Ni morte ni vive, elle est la fleur qui naît de la poitrine des morts et du songe des vivants. La grande fleur qui lentement chaque matin ouvre les yeux et regarde sans reproche le jardinier qui la coupe. A l'intérieur de sa tige tronquée le sang afflue lentement et monte dans l'air, torche silencieuse qui flambe sur les ruines de Mexico. Tout est naissance infinie.

  • Liberté sur parole (1958), Octavio Paz (trad. Jean-Clarence Lambert), éd. Gallimard, coll. Poésie, 1966 (ISBN 2-07-031789-7), partie II. AIGLE OU SOLEIL ? (1949-1950), Aigle ou Soleil ? — Être naturel — III, p. 106


[modifier] Joyce Mansour, Dolman le maléfique, 1961

Dolman aimait se sentir fille. Il guettait la première poussée des bourgeons sous les corsages de lin. Il fixait la fillette si gracieusement, si nouvellement nubile, s'imprégnait de son haleine poivrée, appuyait ses pupilles sur les mamelons aux reliures de velours roux en se gardant de penser à autre chose, et, boum ! il faisait mouvoir leurs seins de soie sur sa propre poitrine.

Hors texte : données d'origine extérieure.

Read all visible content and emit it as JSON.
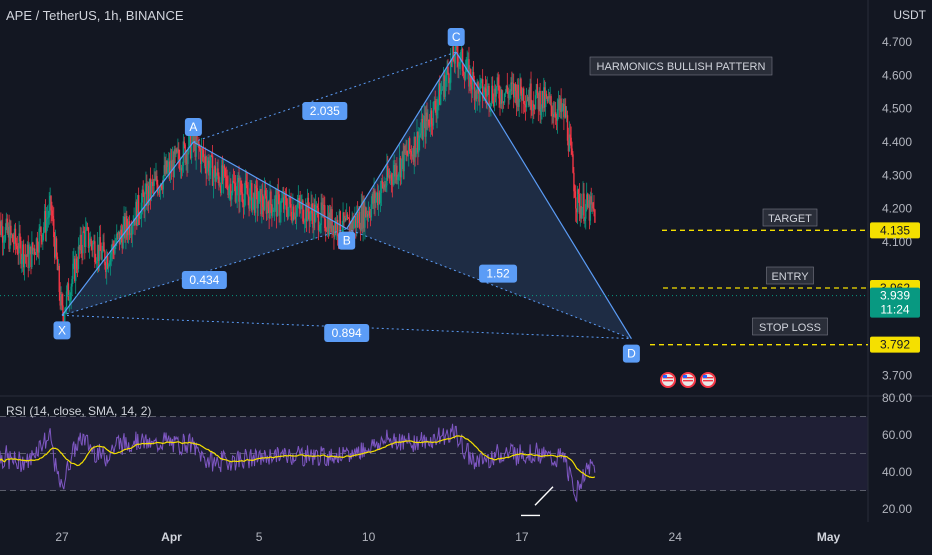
{
  "header": {
    "symbol_line": "APE / TetherUS, 1h, BINANCE",
    "currency": "USDT"
  },
  "rsi": {
    "title": "RSI (14, close, SMA, 14, 2)"
  },
  "chart_data": [
    {
      "type": "candlestick",
      "title": "APE / TetherUS, 1h, BINANCE",
      "ylabel": "USDT",
      "ylim": [
        3.63,
        4.78
      ],
      "y_ticks": [
        "4.700",
        "4.600",
        "4.500",
        "4.400",
        "4.300",
        "4.200",
        "4.100",
        "3.700"
      ],
      "x_ticks": [
        "27",
        "Apr",
        "5",
        "10",
        "17",
        "24",
        "May"
      ],
      "grid": false,
      "price_series_summary": [
        {
          "point": "start",
          "date": "Mar 24",
          "price": 4.16
        },
        {
          "point": "X",
          "date": "Mar 27",
          "price": 3.88
        },
        {
          "point": "A",
          "date": "Apr 2",
          "price": 4.4
        },
        {
          "point": "B",
          "date": "Apr 9",
          "price": 4.14
        },
        {
          "point": "C",
          "date": "Apr 14",
          "price": 4.67
        },
        {
          "point": "D",
          "date": "Apr 22",
          "price": 3.81
        },
        {
          "point": "last",
          "date": "Apr 23",
          "price": 3.939
        }
      ],
      "harmonic_points": [
        "X",
        "A",
        "B",
        "C",
        "D"
      ],
      "ratio_labels": [
        "0.434",
        "2.035",
        "1.52",
        "0.894"
      ],
      "pattern_label": "HARMONICS BULLISH PATTERN",
      "levels": [
        {
          "name": "TARGET",
          "value": "4.135",
          "color": "#f5e000"
        },
        {
          "name": "ENTRY",
          "value": "3.962",
          "color": "#f5e000"
        },
        {
          "name": "STOP LOSS",
          "value": "3.792",
          "color": "#f5e000"
        }
      ],
      "last_price": {
        "value": "3.939",
        "countdown": "11:24",
        "color": "#089981"
      },
      "colors": {
        "up": "#089981",
        "down": "#f23645",
        "pattern": "#5b9cf6",
        "background": "#131722"
      }
    },
    {
      "type": "line",
      "title": "RSI (14, close, SMA, 14, 2)",
      "ylim": [
        14,
        85
      ],
      "y_ticks": [
        "80.00",
        "60.00",
        "40.00",
        "20.00"
      ],
      "bands": [
        30,
        50,
        70
      ],
      "series": [
        {
          "name": "RSI",
          "color": "#7e57c2"
        },
        {
          "name": "SMA",
          "color": "#f5e000"
        }
      ]
    }
  ]
}
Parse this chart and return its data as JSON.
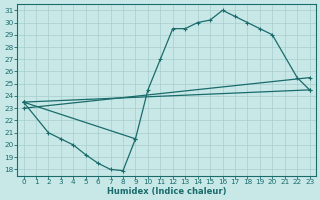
{
  "xlabel": "Humidex (Indice chaleur)",
  "xlim": [
    -0.5,
    23.5
  ],
  "ylim": [
    17.5,
    31.5
  ],
  "xticks": [
    0,
    1,
    2,
    3,
    4,
    5,
    6,
    7,
    8,
    9,
    10,
    11,
    12,
    13,
    14,
    15,
    16,
    17,
    18,
    19,
    20,
    21,
    22,
    23
  ],
  "yticks": [
    18,
    19,
    20,
    21,
    22,
    23,
    24,
    25,
    26,
    27,
    28,
    29,
    30,
    31
  ],
  "bg_color": "#c8e8e8",
  "grid_color": "#a8cccc",
  "line_color": "#1a6b6b",
  "curves": [
    {
      "x": [
        0,
        2,
        3,
        4,
        5,
        6,
        7,
        8,
        9
      ],
      "y": [
        23.5,
        21.0,
        20.5,
        20.0,
        19.2,
        18.5,
        18.0,
        17.9,
        20.5
      ]
    },
    {
      "x": [
        0,
        9,
        10,
        11,
        12,
        13,
        14,
        15,
        16,
        17,
        18,
        19,
        20,
        22,
        23
      ],
      "y": [
        23.5,
        20.5,
        24.5,
        27.0,
        29.5,
        29.5,
        30.0,
        30.2,
        31.0,
        30.5,
        30.0,
        29.5,
        29.0,
        25.5,
        24.5
      ]
    },
    {
      "x": [
        0,
        23
      ],
      "y": [
        23.5,
        24.5
      ]
    },
    {
      "x": [
        0,
        23
      ],
      "y": [
        23.0,
        25.5
      ]
    }
  ]
}
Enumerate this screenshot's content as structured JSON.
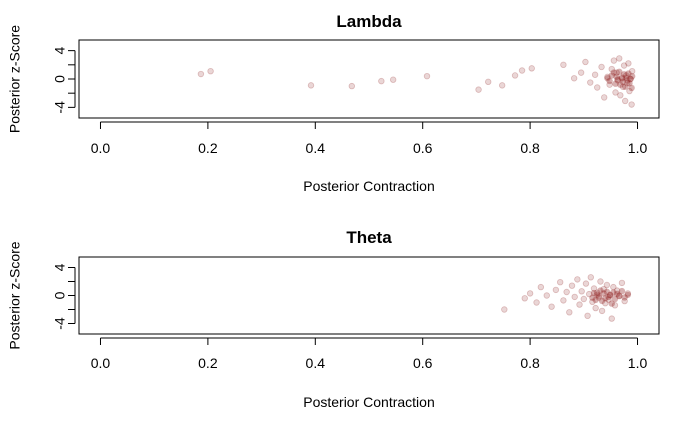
{
  "chart_data": [
    {
      "type": "scatter",
      "title": "Lambda",
      "xlabel": "Posterior Contraction",
      "ylabel": "Posterior z-Score",
      "xlim": [
        -0.04,
        1.04
      ],
      "ylim": [
        -5.5,
        5.5
      ],
      "xticks": [
        0.0,
        0.2,
        0.4,
        0.6,
        0.8,
        1.0
      ],
      "xtick_labels": [
        "0.0",
        "0.2",
        "0.4",
        "0.6",
        "0.8",
        "1.0"
      ],
      "yticks": [
        -4,
        0,
        4
      ],
      "ytick_labels": [
        "-4",
        "0",
        "4"
      ],
      "grid": false,
      "legend": "none",
      "point_color": "#8b1a1a",
      "points": [
        {
          "x": 0.187,
          "y": 0.7
        },
        {
          "x": 0.205,
          "y": 1.1
        },
        {
          "x": 0.392,
          "y": -0.9
        },
        {
          "x": 0.468,
          "y": -1.0
        },
        {
          "x": 0.523,
          "y": -0.3
        },
        {
          "x": 0.545,
          "y": -0.1
        },
        {
          "x": 0.608,
          "y": 0.4
        },
        {
          "x": 0.704,
          "y": -1.5
        },
        {
          "x": 0.722,
          "y": -0.4
        },
        {
          "x": 0.748,
          "y": -0.9
        },
        {
          "x": 0.772,
          "y": 0.5
        },
        {
          "x": 0.785,
          "y": 1.2
        },
        {
          "x": 0.803,
          "y": 1.5
        },
        {
          "x": 0.862,
          "y": 2.0
        },
        {
          "x": 0.882,
          "y": 0.1
        },
        {
          "x": 0.895,
          "y": 0.9
        },
        {
          "x": 0.903,
          "y": 2.4
        },
        {
          "x": 0.912,
          "y": -0.5
        },
        {
          "x": 0.921,
          "y": 0.6
        },
        {
          "x": 0.925,
          "y": -1.2
        },
        {
          "x": 0.933,
          "y": 1.7
        },
        {
          "x": 0.938,
          "y": -2.6
        },
        {
          "x": 0.944,
          "y": 0.3
        },
        {
          "x": 0.948,
          "y": -0.8
        },
        {
          "x": 0.952,
          "y": 1.4
        },
        {
          "x": 0.956,
          "y": 2.6
        },
        {
          "x": 0.959,
          "y": -1.9
        },
        {
          "x": 0.961,
          "y": 0.9
        },
        {
          "x": 0.963,
          "y": -0.2
        },
        {
          "x": 0.966,
          "y": 2.9
        },
        {
          "x": 0.968,
          "y": -2.3
        },
        {
          "x": 0.971,
          "y": 0.2
        },
        {
          "x": 0.973,
          "y": -1.1
        },
        {
          "x": 0.975,
          "y": 1.9
        },
        {
          "x": 0.977,
          "y": -3.1
        },
        {
          "x": 0.979,
          "y": 0.5
        },
        {
          "x": 0.981,
          "y": -0.6
        },
        {
          "x": 0.983,
          "y": 2.2
        },
        {
          "x": 0.985,
          "y": -1.7
        },
        {
          "x": 0.987,
          "y": 0.0
        },
        {
          "x": 0.989,
          "y": -3.6
        },
        {
          "x": 0.99,
          "y": 1.1
        }
      ]
    },
    {
      "type": "scatter",
      "title": "Theta",
      "xlabel": "Posterior Contraction",
      "ylabel": "Posterior z-Score",
      "xlim": [
        -0.04,
        1.04
      ],
      "ylim": [
        -5.5,
        5.5
      ],
      "xticks": [
        0.0,
        0.2,
        0.4,
        0.6,
        0.8,
        1.0
      ],
      "xtick_labels": [
        "0.0",
        "0.2",
        "0.4",
        "0.6",
        "0.8",
        "1.0"
      ],
      "yticks": [
        -4,
        0,
        4
      ],
      "ytick_labels": [
        "-4",
        "0",
        "4"
      ],
      "grid": false,
      "legend": "none",
      "point_color": "#8b1a1a",
      "points": [
        {
          "x": 0.752,
          "y": -2.0
        },
        {
          "x": 0.79,
          "y": -0.4
        },
        {
          "x": 0.8,
          "y": 0.3
        },
        {
          "x": 0.812,
          "y": -1.0
        },
        {
          "x": 0.82,
          "y": 1.2
        },
        {
          "x": 0.831,
          "y": 0.0
        },
        {
          "x": 0.84,
          "y": -1.6
        },
        {
          "x": 0.848,
          "y": 0.8
        },
        {
          "x": 0.856,
          "y": 1.9
        },
        {
          "x": 0.862,
          "y": -0.7
        },
        {
          "x": 0.868,
          "y": 0.5
        },
        {
          "x": 0.873,
          "y": -2.4
        },
        {
          "x": 0.878,
          "y": 1.4
        },
        {
          "x": 0.883,
          "y": -0.2
        },
        {
          "x": 0.888,
          "y": 2.3
        },
        {
          "x": 0.892,
          "y": -1.3
        },
        {
          "x": 0.896,
          "y": 0.6
        },
        {
          "x": 0.9,
          "y": -0.5
        },
        {
          "x": 0.904,
          "y": 1.7
        },
        {
          "x": 0.907,
          "y": -2.9
        },
        {
          "x": 0.91,
          "y": 0.2
        },
        {
          "x": 0.913,
          "y": 2.6
        },
        {
          "x": 0.916,
          "y": -0.9
        },
        {
          "x": 0.919,
          "y": 1.0
        },
        {
          "x": 0.922,
          "y": -1.8
        },
        {
          "x": 0.925,
          "y": 0.4
        },
        {
          "x": 0.928,
          "y": -0.3
        },
        {
          "x": 0.931,
          "y": 2.0
        },
        {
          "x": 0.934,
          "y": -2.2
        },
        {
          "x": 0.937,
          "y": 0.9
        },
        {
          "x": 0.94,
          "y": -1.1
        },
        {
          "x": 0.943,
          "y": 1.5
        },
        {
          "x": 0.946,
          "y": -0.6
        },
        {
          "x": 0.949,
          "y": 0.1
        },
        {
          "x": 0.952,
          "y": -3.3
        },
        {
          "x": 0.955,
          "y": 1.2
        },
        {
          "x": 0.958,
          "y": -1.4
        },
        {
          "x": 0.962,
          "y": 0.7
        },
        {
          "x": 0.966,
          "y": -0.1
        },
        {
          "x": 0.971,
          "y": 1.8
        },
        {
          "x": 0.976,
          "y": -0.8
        },
        {
          "x": 0.982,
          "y": 0.3
        }
      ]
    }
  ]
}
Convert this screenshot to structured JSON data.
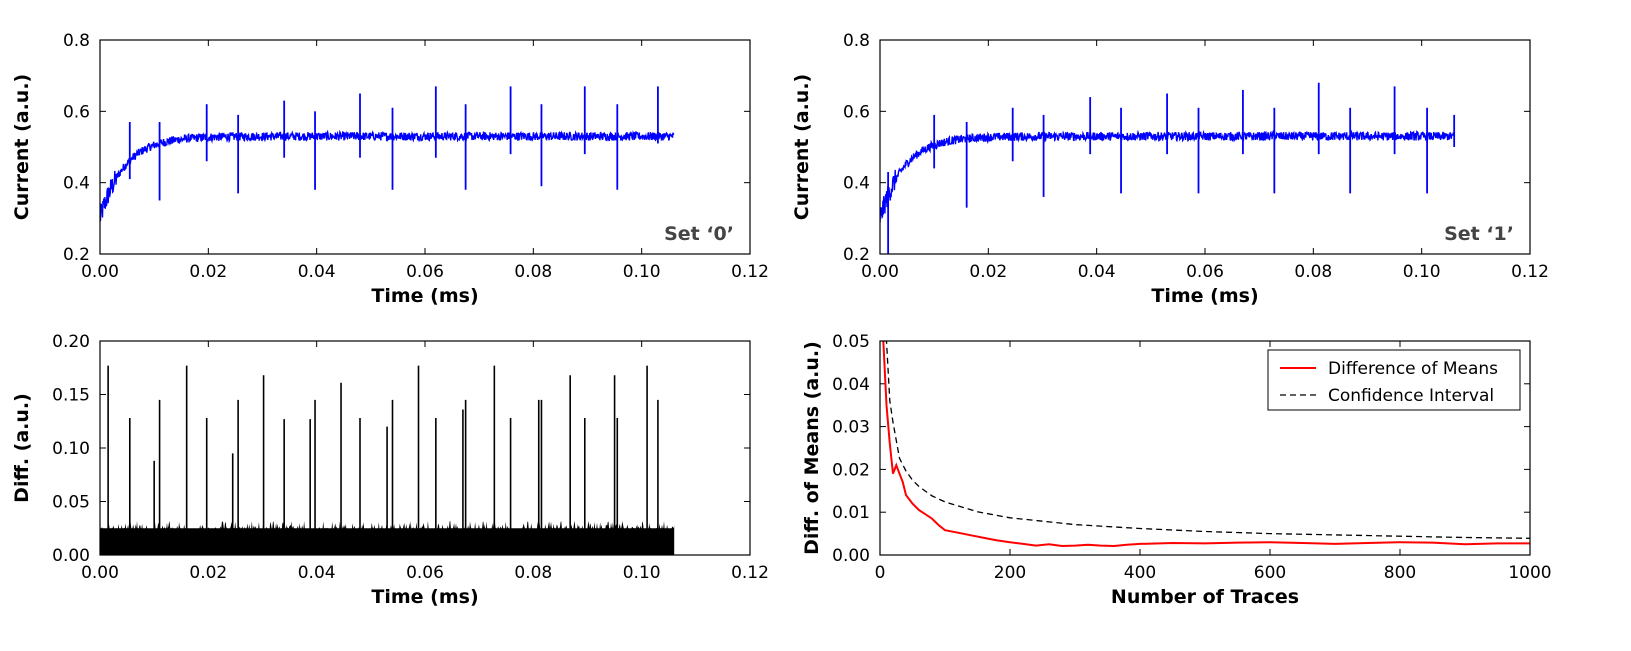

  • « Dolman le maléfique », Joyce Mansour, La Brèche, nº 1, Octobre 1961, p. 49


« Je veux être père ». C'était dit d'un ton minable et Dolman n'en put croire ses oreilles. « Quoi ? » La voix s'enlisa dans la boue criblée de gousses d'ail et siffla : « Il faut que je sois père, ne serait-ce que d’un pou ». « Laissez-moi réfléchir, dit Dolman à quatre pattes, revenez après la nuit. » La voix se fit pressante : « Gardez-moi près de vous, je suis bien dans cette hutte ». « Non ! », trancha l'homme et le Caressant déguerpit, proférant des injures, mais vaincu pour l'instant. Dolman se coucha, dormit et se réveilla sans avoir trouvé de solution, sans même être en mesure d'y songer. Douze heures plus tard l'Affreux réapparut. Dolman apaisa l'ombre d'un geste accablé. « Je serai votre cygne ». La Bête se dressa. « Retirez votre chemise, vos poils, votre hargne. Chantez les charmes de l’hallucination, les tourbillons de l’oreiller, la poitrine glacée de la nuit. Vous êtes l’épouse terrible attendue depuis toujours ». Dolman, ouvrant la bouche, constata que sa voix était absente. « Je suis perdu, pensa-t-il. Joué. Comment ai-je pu espérer me mesurer avec la Peur ? » Et il rampa vers l'escalier de l'Époux.

  • « Dolman le maléfique », Joyce Mansour, La Brèche, nº 1, Octobre 1961, p. 52


[modifier] Roman

[modifier] André Breton, L'Amour fou, 1937

Les fiancées brillaient aux fenêtres, éclairées d'une seule branche indiscrète, et leurs voix, alternant avec celles des jeunes hommes qui brûlaient en bas pour elles, mêlaient aux parfums déchaînés de la nuit de mai un murmure inquiétant, vertigineux comme celui qui peut signaler sur la soie des déserts l'approche du Sphinx. La question qui soulevait gracieusement à pareille heure tant de poitrines n'était en effet rien moins, posée dans les conditions optima de temps et de lieu, que celle de l'avenir de l'amour – que celle de l'avenir d'un seul et, par là même, de tout amour.